For reference, my Stan code is

data {
  int<lower=0> N;                            // number of observations
  int<lower=0> P;                            // number of activities
  matrix[N, P] X;                            // activity occurrences
  vector<lower=0, upper=1>[N] y;             // at least one incident
}
parameters {
  vector<lower=0, upper=1>[P] theta;         // activity risks
}
model {
  theta ~ uniform(0, 1);                     // prior
  // How to modify target?
}

As for data, I am currently prototyping the model, so I am using random X and \theta.

EDIT

I should point out that I am aware you can do these computations rather directly as

model {
  real s;
  real t;
  theta ~ uniform(0, 1);                     // prior
  for (i in 1:N) {                           // likelihood
    s = 1 - 2 * y[i];
    t = 1;
    for (j in 1:P) {
      t *= 1 - X[i, j] * theta[j];
    }
    t += y[i];
    target += log(t);
  }
}

I just worry that this approach will be too slow for large models and risk numerical precision errors.

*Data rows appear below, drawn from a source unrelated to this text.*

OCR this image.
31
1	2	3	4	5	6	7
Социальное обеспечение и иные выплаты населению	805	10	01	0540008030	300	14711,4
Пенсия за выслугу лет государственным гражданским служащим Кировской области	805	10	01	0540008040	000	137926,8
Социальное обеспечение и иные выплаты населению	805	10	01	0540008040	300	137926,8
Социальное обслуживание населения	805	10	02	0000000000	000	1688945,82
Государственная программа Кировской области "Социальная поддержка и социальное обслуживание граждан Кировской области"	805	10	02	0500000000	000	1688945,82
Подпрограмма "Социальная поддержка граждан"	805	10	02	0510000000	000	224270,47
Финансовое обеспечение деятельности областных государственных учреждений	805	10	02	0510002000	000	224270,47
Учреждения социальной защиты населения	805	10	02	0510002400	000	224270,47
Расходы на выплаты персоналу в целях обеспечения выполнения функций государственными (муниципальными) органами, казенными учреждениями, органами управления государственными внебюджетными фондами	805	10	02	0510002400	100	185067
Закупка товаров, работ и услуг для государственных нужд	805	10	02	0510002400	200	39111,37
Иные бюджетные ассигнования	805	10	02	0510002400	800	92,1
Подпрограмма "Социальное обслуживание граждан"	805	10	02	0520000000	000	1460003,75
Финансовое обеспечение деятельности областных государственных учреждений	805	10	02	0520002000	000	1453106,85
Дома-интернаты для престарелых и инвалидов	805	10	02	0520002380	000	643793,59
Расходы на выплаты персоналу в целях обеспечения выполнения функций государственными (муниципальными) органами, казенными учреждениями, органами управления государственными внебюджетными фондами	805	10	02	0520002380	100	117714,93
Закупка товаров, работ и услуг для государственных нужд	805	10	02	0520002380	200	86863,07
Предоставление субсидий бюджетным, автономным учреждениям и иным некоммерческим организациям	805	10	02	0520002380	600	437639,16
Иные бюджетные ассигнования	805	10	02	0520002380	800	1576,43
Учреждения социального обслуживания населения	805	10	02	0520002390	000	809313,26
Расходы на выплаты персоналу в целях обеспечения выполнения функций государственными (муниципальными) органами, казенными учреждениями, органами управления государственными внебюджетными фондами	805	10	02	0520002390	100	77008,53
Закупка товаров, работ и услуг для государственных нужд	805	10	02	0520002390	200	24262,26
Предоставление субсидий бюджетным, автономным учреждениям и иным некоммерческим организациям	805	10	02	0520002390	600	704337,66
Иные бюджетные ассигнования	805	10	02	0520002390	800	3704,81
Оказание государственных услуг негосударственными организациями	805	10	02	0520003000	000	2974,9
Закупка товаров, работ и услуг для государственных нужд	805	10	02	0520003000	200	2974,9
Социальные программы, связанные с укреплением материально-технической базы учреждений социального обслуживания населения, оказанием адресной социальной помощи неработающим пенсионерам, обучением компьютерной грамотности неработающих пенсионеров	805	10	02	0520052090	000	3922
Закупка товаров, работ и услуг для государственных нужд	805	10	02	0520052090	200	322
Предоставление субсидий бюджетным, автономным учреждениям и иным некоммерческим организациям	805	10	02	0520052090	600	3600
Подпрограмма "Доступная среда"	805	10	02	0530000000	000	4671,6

You can do the y=0 calculation and then use log1m_exp() function to convert it to the y=1 case. These composed functions are numerically stable.
For binary predictors, I’d use int type instead of matrix (which is continuous) but that’s a matter of taste.

data {
  int<lower=0> N;                            // number of observations
  int<lower=0> P;                            // number of activities
  int<lower=0, upper=1> X[N, P];             // activity occurrences
  int<lower=0, upper=1> y[N];                // at least one incident
}
parameters {
  vector<lower=0, upper=1>[P] theta;         // activity risks
}
model {
  theta ~ uniform(0, 1);                     // prior
  for (n in 1:N) {
    real s = 0.0;
    for (p in 1:P) {
      if (X[n,p] == 1) {
        s += log1m(theta[p]);
      }
    }
    if (y[n] == 1) {
      target += log1m_exp(s);
    } else {
      target += s;
    }
  }
}

Thank you @nhuurre. That was the piece that I was missing.